A number of pests can attack your houseplants. Common ones include scale insects,whitefly and mealybug. Control can be quick and easy – simply spray an effective insecticide solution onto your plants to protect them for up to 3 weeks. A systemic insecticide spray controls root pests and those on stems and leaves and is watered onto the compost.

# Keep plants clean

Plant leaves that are kept clean and free of dust will absorb all the available light and so ensure your houseplants remain strong and healthy. Dust the leaves of smooth-leaved plants with a soft, damp cloth. Support the leaf with the palm of your hand and gently clean. A hand shower fitted to bath taps is a useful tool for washing down large plants or plants with many small leaves.

Cacti, succulents and hairy-leaved plants should not be sprayed or washed. Instead use a soft, dry brush to remove the dust.

# Add an extra shine

For an extra glossy finish you can find leaf shining products that add a sparkle to your display. Don’t shine hairy-leaved plants, only those with thick, leathery leaves. Only shine mature leaves, not the new ones.

# Room to root

As plants grow, their roots will gradually fill the pot and the plant will need very frequent watering, as there is little free compost available. If you want the plant to get bigger it’s time for a larger pot and repotting.

But flowering houseplants usually flower much better if they are kept slightly potbound, but in time these will probably need repotting too.

# Repotting

The best time to repot houseplants is when they are actively growing – usually in spring, but also in early summer.
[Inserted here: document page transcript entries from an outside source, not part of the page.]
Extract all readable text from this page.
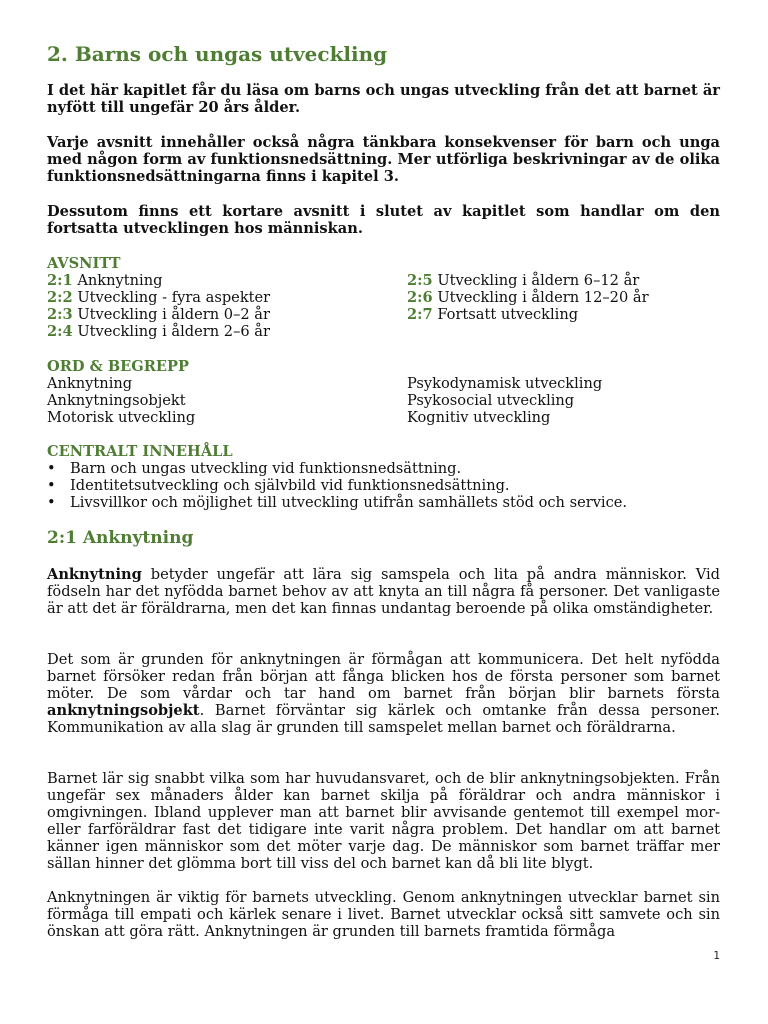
2. Barns och ungas utveckling

I det här kapitlet får du läsa om barns och ungas utveckling från det att barnet är nyfött till ungefär 20 års ålder.

Varje avsnitt innehåller också några tänkbara konsekvenser för barn och unga med någon form av funktionsnedsättning. Mer utförliga beskrivningar av de olika funktionsnedsättningarna finns i kapitel 3.

Dessutom finns ett kortare avsnitt i slutet av kapitlet som handlar om den fortsatta utvecklingen hos människan.

AVSNITT
2:1 Anknytning	2:5 Utveckling i åldern 6–12 år
2:2 Utveckling - fyra aspekter	2:6 Utveckling i åldern 12–20 år
2:3 Utveckling i åldern 0–2 år	2:7 Fortsatt utveckling
2:4 Utveckling i åldern 2–6 år
ORD & BEGREPP
Anknytning	Psykodynamisk utveckling
Anknytningsobjekt	Psykosocial utveckling
Motorisk utveckling	Kognitiv utveckling
CENTRALT INNEHÅLL
• Barn och ungas utveckling vid funktionsnedsättning.
• Identitetsutveckling och självbild vid funktionsnedsättning.
• Livsvillkor och möjlighet till utveckling utifrån samhällets stöd och service.
2:1 Anknytning

Anknytning betyder ungefär att lära sig samspela och lita på andra människor. Vid födseln har det nyfödda barnet behov av att knyta an till några få personer. Det vanligaste är att det är föräldrarna, men det kan finnas undantag beroende på olika omständigheter.

Det som är grunden för anknytningen är förmågan att kommunicera. Det helt nyfödda barnet försöker redan från början att fånga blicken hos de första personer som barnet möter. De som vårdar och tar hand om barnet från början blir barnets första anknytningsobjekt. Barnet förväntar sig kärlek och omtanke från dessa personer. Kommunikation av alla slag är grunden till samspelet mellan barnet och föräldrarna.

Barnet lär sig snabbt vilka som har huvudansvaret, och de blir anknytningsobjekten. Från ungefär sex månaders ålder kan barnet skilja på föräldrar och andra människor i omgivningen. Ibland upplever man att barnet blir avvisande gentemot till exempel mor- eller farföräldrar fast det tidigare inte varit några problem. Det handlar om att barnet känner igen människor som det möter varje dag. De människor som barnet träffar mer sällan hinner det glömma bort till viss del och barnet kan då bli lite blygt.

Anknytningen är viktig för barnets utveckling. Genom anknytningen utvecklar barnet sin förmåga till empati och kärlek senare i livet. Barnet utvecklar också sitt samvete och sin önskan att göra rätt. Anknytningen är grunden till barnets framtida förmåga

1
  1. Water the plant thoroughly before you start.
  2. Select a pot just one or two sizes bigger than the existing one and put a layer ofPotting Mix into the new pot.
  3. Knock the plant out of the existing pot and place the rootball into the new one.
  4. Fill the space around the rootball with Potting Mix Root Boosting Compost and lightly firm.
  5. Water thoroughly to settle the compost, and then place out of direct sunlight for a few days.

If you don’t want the plant to get bigger, trim off some of the outer roots at stage 3 and and gently scrape off some of the compost. Repot with fresh Potting Mix into the original pot.

Potting Mix Root Boosting Compost is specially designed for houseplant care. It readily absorbs and retains water, but allows free drainage and air retention – essential for strong root growth.

This growing medium is enriched with all the essential nutrients and trace elements to sustain strong, healthy growth for up to 8 weeks, depending on the vigour of the plant. After this regular feeding with a good houseplant fertiliser is important, such as ready-to-use plant food or, for long-term feeding, continuous release plant food.

# Top dressing

Top dressing is ideal for plants that are too big for you to move or which you would rather not disturb. All you do is carefully remove the top inch or two of old compost and replace with fresh Potting Mix Root Boosting Compost and water well.